Jennings wore a blue tracksuit and looked blank from behind the glass dock as prosecutor Stephen Rose QC opened the case.
He told the court: ‘The defendant Mr Jennings accepts that he killed Ruby Wilson.
‘There is no dispute about that, but he denies he is guilty of murder on the belief he is only guilty of manslaughter by reason of something called diminished responsibility.
‘The prosecution do not accept that this is a case of diminished responsibility, the prosecution say this is a case of murder.

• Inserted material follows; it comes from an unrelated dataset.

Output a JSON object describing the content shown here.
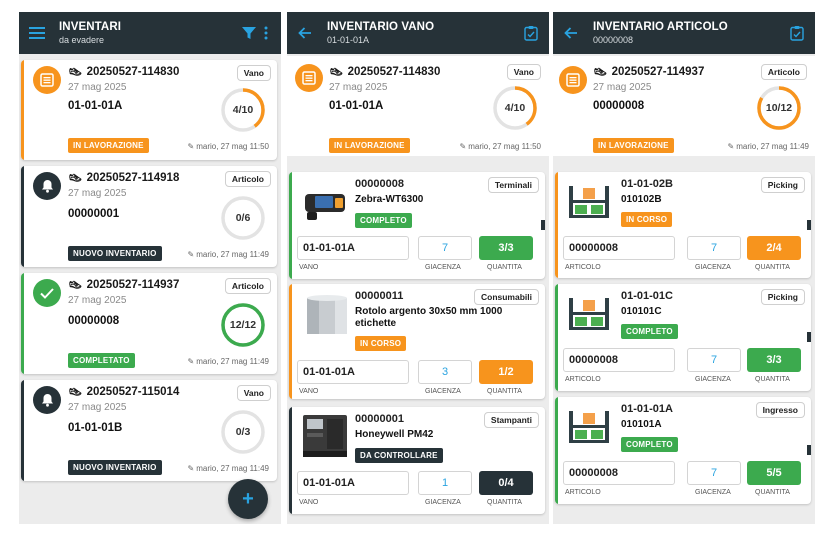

‘At around 1.20pm on the afternoon of Wednesday 29th November 2017 the police received a 999 call from staff at a care home called Forest Place in Buckhurst Hill.
‘The defendant Mr Jennings is the grandson of the deceased Ruby Wilson was a resident in that care home in November 2017, in response to the 999 call you will hear police officers attended.
‘They spoke to members of staff in the care home and were informed that a resident had been killed by her grandson.
‘Police officers observed a male who was pacing up and down the corridor, there is no dispute this male was the defendant Anthony Jennings.
‘He said something along the lines of ‘I just couldn’t take it anymore, she doesn’t know who anyone is, she doesn’t understand. ‘
‘I killed her, I just cut her throat and killed her.’
Despite her diagnosis the court heard Mrs Wilson was well cared for and enjoyed visits from her family.
Mr Rose added that she was often visited by her daughter and despite periods of confusion she was responding to staff in the home she had lived for seven months.
He said: ‘Everyone will appreciate it was a very difficult situation and staff were dealing with a lady with a tragic medical condition.
‘But on the face of it she was cared for, loved and visited by a close member of family.’
Defence Dorian Lovell-Pank also addressed the jury of seven men and five women and said that his client was ‘deeply disturbed’ and had been unwell for months before for the killing.
In the wake of the killing bosses at the nursing home branded it a ‘tragedy’ and staff were offered counselling.
The facility sits at the top a leafy hill on the outskirts of London where houses sell for as much as £1million.
It cares for dementia sufferers, people with physical disabilities and offers palliative care.
A spokesman for the home said: ‘This has been a traumatic experience for all of us at Forest Place, and we would like to thank Essex County Council for their support and offer of counselling which has been made available to all residents, relatives and staff of the nursing home.’
The trial is expected to last two weeks and continues.